Feds appropriately disclose, protect health records

The Centers for Medicare & Medicaid Services keeps records containing financial or health-related information on millions of Americans, including providers and insurance beneficiaries. An audit of how the agency protects those records and accounts for their disclosure revealed substantial compliance with The Privacy Act of 1974, according to the Office of Inspector General.

The OIG findings released Friday contrast with news that safeguarding information is getting more difficult despite efforts to protect the privacy of patients who grant external access to their electronic healthcare data. Wrongful disclosures can lead to medical identity theft and inappropriate billing.

The OIG examined 150 data requests from health-related system of records (SOR) approved or renewed by CMS between September 2006 and August 2011. The audit included CMS staff interviews along with examination of SOR notices, CMS policies and user agreement files.

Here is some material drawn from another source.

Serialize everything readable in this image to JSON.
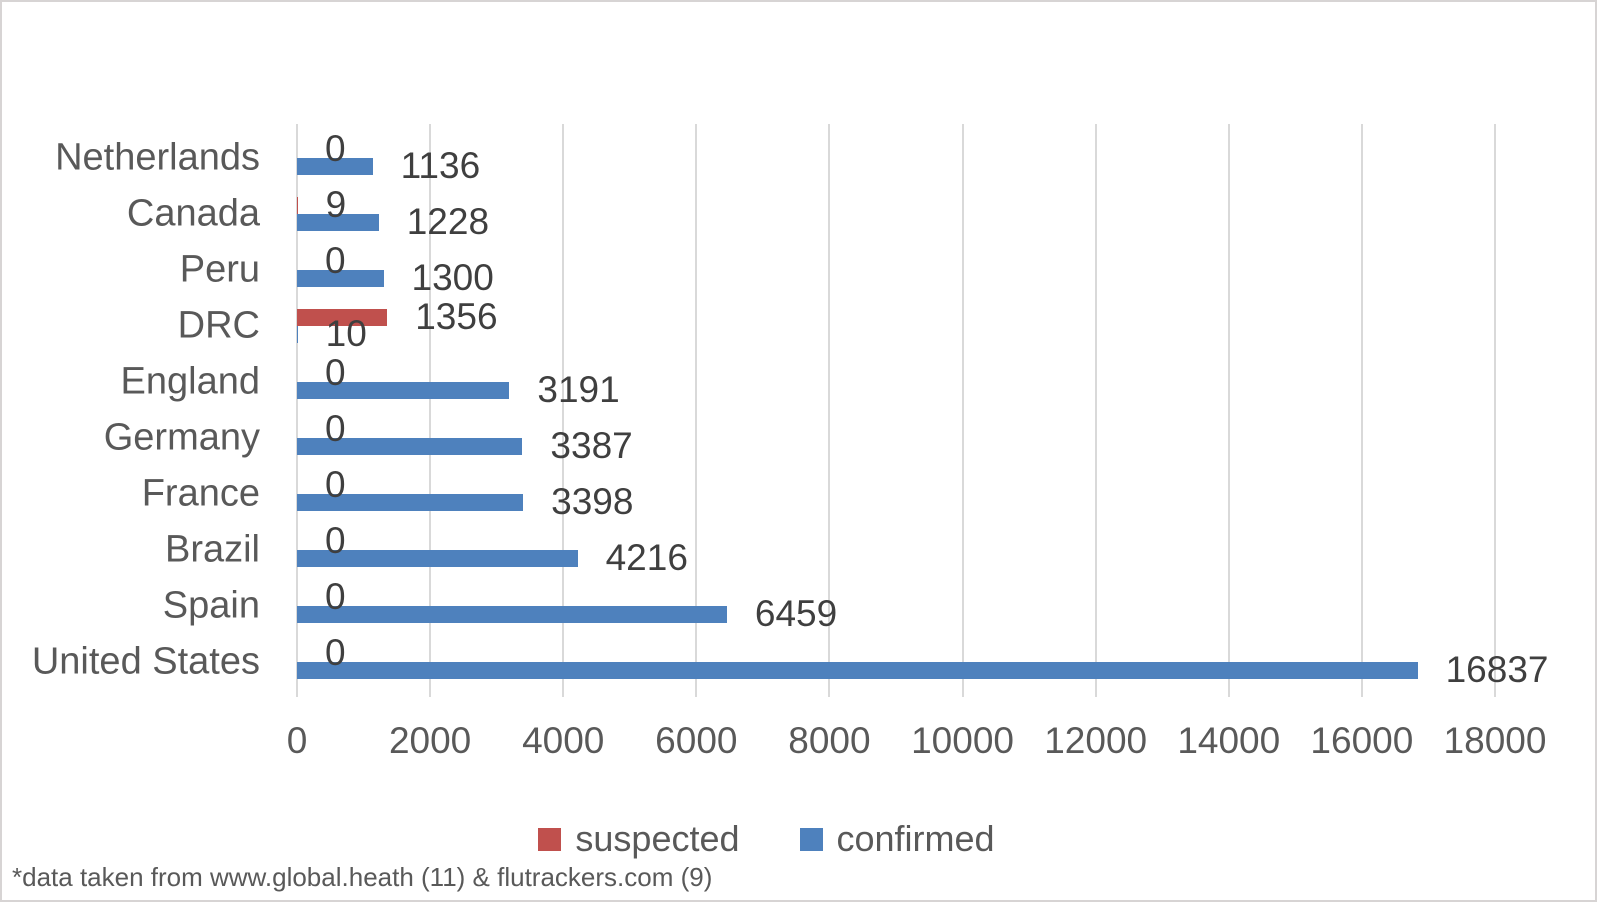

"For at least 98 percent of all approved data requests in our sample, CMS' disclosures of records were consistent with the routine uses identified in the SOR notices," the report states.

However, 5 percent of all data files CMS disclosed weren't requested in data use agreements (DUA), the legal documents setting disclosure terms and conditions. And CMS didn't have these agreements for one-third of all user agreement files, which could limit the agency's ability to verify data requests, the OIG noted. For 29 percent of the user agreement files, CMS granted DUA extensions without documentation of requests from outside parties, including researchers or other government agencies. And 15 percent of DUAs were expired and not closed properly, the audit revealed.

Consequently, OIG recommended five corrective actions for CMS: Develop a process to ensure data requested are the ones disclosed, ensure DUA and DUA-related documents are in user agreement files, ensure submission of required documents to close DUAs properly, implement a process to request and approve DUA extensions, and ensure expiration dates match in DUAs and the data shipping and tracking system.

CMS concurred with all five recommendations.